For most of us, this is a subconscious, intuitive process, but we appear to pick our partners with the aim of eventually producing children who are a physical and intellectual improvement of ourselves – an upgrade, if you like. Of course, there are no guarantees this will indeed be the case; which reminds me about the famous little anecdote of Marilyn Monroe suggesting to Albert Einstein to imagine what a baby produced between the two of them could be like – with her looks and his brains; to which Einstein responded: ‘but what if it is the other way round?’.

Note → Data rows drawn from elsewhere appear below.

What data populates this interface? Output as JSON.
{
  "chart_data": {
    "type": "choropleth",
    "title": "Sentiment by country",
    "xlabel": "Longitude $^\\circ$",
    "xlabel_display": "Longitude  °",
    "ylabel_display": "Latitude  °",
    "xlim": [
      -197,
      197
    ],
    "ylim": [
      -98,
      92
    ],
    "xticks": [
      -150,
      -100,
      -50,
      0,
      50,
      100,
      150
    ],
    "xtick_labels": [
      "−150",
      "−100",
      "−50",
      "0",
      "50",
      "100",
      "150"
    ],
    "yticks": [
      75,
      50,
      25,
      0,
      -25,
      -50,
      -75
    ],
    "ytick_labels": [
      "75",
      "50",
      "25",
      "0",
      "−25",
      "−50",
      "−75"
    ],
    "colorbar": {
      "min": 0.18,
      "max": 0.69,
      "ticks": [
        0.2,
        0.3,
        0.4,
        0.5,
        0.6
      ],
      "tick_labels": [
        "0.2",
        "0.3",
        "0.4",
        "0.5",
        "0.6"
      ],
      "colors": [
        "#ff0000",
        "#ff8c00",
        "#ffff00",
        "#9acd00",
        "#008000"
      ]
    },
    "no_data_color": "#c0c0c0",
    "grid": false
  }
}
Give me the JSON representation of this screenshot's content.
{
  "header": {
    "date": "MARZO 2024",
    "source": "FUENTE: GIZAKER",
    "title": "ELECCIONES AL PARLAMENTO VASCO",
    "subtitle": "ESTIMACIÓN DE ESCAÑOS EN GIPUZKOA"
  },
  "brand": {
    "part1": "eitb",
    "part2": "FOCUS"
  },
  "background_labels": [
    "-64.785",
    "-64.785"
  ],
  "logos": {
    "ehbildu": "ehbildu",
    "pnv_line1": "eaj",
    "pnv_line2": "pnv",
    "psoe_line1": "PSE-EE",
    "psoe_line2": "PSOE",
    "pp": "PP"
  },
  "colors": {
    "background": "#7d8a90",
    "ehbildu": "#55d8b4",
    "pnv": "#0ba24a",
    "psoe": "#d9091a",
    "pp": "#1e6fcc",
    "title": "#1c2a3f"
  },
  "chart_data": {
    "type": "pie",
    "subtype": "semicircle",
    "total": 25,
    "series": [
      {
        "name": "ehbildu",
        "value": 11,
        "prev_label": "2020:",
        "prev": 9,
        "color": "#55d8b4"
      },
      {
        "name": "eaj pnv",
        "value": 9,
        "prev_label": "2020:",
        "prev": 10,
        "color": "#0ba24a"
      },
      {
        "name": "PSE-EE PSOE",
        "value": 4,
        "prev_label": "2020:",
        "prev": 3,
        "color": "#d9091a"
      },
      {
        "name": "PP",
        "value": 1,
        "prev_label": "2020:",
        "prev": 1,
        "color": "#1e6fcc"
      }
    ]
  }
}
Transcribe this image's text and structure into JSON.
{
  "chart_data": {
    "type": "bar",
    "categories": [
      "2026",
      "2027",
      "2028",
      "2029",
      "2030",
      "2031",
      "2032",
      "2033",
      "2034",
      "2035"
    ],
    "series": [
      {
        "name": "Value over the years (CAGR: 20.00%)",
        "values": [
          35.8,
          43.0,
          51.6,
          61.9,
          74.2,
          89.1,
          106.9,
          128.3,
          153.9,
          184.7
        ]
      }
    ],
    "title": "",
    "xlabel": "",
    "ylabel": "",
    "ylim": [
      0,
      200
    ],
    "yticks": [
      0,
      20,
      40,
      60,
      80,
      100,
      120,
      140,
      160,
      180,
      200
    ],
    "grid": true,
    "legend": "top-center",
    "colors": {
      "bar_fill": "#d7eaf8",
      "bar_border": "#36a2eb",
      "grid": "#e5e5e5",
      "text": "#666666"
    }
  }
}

De Botton believes by going back to why we got together with our partners, and by realising that our offspring is indeed an improvement of ourselves, we should be able to accept that we are sometimes bored, or even a bit unhappy, in our long-term relationships: but it is still a price worth paying.
I feel that the club relationship (and therefore our relationship) with Arsene Wenger should be seen in a similar light.
As a club we have gained tremendously from our long-term relationship with Arsene Wenger. Our ‘offspring’ is a number of titles and cups, a very attractive brand of football, a new stadium, but most importantly a totally embedded change of culture and a more or less permanent seat at the zenith of European football, although this is not reflected in our recent trophy cabinet.
We have come through a tough post-new-stadium phase, but it looks like we are finally getting back on track towards silverware. We might not win anything this year but at least we will feel we have a proper chance again, and that is all we can ask for.
It looks like our relationship with Arsene is entering a new lease of life and a further improvement of ourselves is a strong possibility once again.
But the next seven games are likely to be a proper test of the quality of our relationship going forward. Let’s hope we’ll come through it stronger and more joined up than ever before.